As my regular readers know, I am not the kind of person who believes things just because a bunch of other people believe them. I ask questions, I read exhaustively and study everything I can find to study and then come to my own conclusion. Even as a kid, the idea that a guy was killed on a cross and came back to life a few days later didn’t make a whole lot of sense. I mean, he died, the stories of return are not the same, his most faithful followers didn’t recognize him, it says he came back on the “third day,” but Sunday morning isn’t three days after Friday night, blah, blah, blah. It doesn’t make sense as a journalistic report of true events.

Of course, in my adult studies of religion and in particular Jewish oral history, I learned that being “factual” was not the point. They were much more concerned with Truth than they were with “truth,” and in that context I have been able to find depth of meaning that was missing when I was tried to analyze the cognitive dissonance of the New and Old Testaments.

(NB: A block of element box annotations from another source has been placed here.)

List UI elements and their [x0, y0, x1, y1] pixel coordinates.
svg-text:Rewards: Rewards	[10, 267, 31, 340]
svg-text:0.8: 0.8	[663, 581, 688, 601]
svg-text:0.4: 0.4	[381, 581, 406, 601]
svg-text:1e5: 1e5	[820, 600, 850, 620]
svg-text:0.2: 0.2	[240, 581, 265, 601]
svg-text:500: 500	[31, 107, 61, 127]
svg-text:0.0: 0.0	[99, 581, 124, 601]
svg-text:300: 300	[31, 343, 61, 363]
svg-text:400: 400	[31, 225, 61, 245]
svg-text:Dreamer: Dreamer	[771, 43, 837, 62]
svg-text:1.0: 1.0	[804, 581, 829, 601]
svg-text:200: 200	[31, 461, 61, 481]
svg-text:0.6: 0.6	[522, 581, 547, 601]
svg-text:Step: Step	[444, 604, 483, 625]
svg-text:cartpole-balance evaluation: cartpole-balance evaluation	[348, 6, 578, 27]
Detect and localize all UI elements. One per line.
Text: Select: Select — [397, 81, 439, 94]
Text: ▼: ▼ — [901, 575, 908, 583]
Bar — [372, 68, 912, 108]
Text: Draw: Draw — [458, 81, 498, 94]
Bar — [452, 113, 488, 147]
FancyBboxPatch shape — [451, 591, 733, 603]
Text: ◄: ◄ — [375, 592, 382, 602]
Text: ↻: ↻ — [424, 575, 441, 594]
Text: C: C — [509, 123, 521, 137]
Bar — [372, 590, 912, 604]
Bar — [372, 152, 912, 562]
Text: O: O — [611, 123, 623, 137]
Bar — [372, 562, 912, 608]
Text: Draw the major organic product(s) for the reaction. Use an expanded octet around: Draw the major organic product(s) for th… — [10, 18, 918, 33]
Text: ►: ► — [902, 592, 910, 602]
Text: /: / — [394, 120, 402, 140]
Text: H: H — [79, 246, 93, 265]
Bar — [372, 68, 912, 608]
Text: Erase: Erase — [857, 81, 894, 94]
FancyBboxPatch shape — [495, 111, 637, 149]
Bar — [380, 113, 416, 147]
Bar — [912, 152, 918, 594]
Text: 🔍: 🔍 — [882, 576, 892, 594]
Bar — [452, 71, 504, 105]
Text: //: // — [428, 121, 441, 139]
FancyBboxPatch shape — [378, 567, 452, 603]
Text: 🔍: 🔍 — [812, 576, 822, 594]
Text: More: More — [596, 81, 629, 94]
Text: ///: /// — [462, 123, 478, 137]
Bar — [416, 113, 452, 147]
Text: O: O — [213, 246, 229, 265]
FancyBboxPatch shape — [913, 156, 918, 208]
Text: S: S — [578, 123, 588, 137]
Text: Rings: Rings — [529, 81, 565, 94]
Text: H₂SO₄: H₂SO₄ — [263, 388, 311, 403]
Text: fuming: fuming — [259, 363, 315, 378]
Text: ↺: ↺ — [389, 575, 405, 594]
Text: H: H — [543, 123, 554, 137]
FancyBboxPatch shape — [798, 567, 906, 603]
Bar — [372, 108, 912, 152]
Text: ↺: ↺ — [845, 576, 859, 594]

In more practical terms, what is resurrection and why do we celebrate it every year? It kind of depends on who you are, right? Like Luke Skywalker heading into the Dark Side cave on Dagobah, we often encounter exactly what we expect to encounter in life. Easter Sunday is generally one of the two times when Christian churches experience record attendance, but are people going because it’s what they have always done and a big family meal is sure to follow, or are they there to experience their own resurrection?

A very good friend of mine, Heiwa No Bushi, recently reminded me of his perspective that resurrection and enlightenment are one and the same. He would know, as he combines the teachings of Jesus and The Buddha on his spiritual walk, and it’s hardly coincidental that the two go together as well as they do. If you have never encountered this, shall we say, Dyad in The Force, simply Google “Jesus and Buddha” and you will find plenty of reason to drop down that rabbit hole.

So what does it mean to become enlightened, or be resurrected? I believe the answer is very personal, and likely different for each of us. Is there some mistake from our past we have not forgiven ourselves for? Perhaps we harbor a grudge against someone who wronged us in the past? Perhaps we make the opposite mistake and focus on the future to the extent that we neglect the present? Maybe we have a demon to slay, such as drug abuse, alcoholism or even smoking. Resurrection can mean imagining a better future where we overcome such obstacles and renew our lives in the dawn of a new, powerful self image.

That’s the kind of resurrection I can really get behind!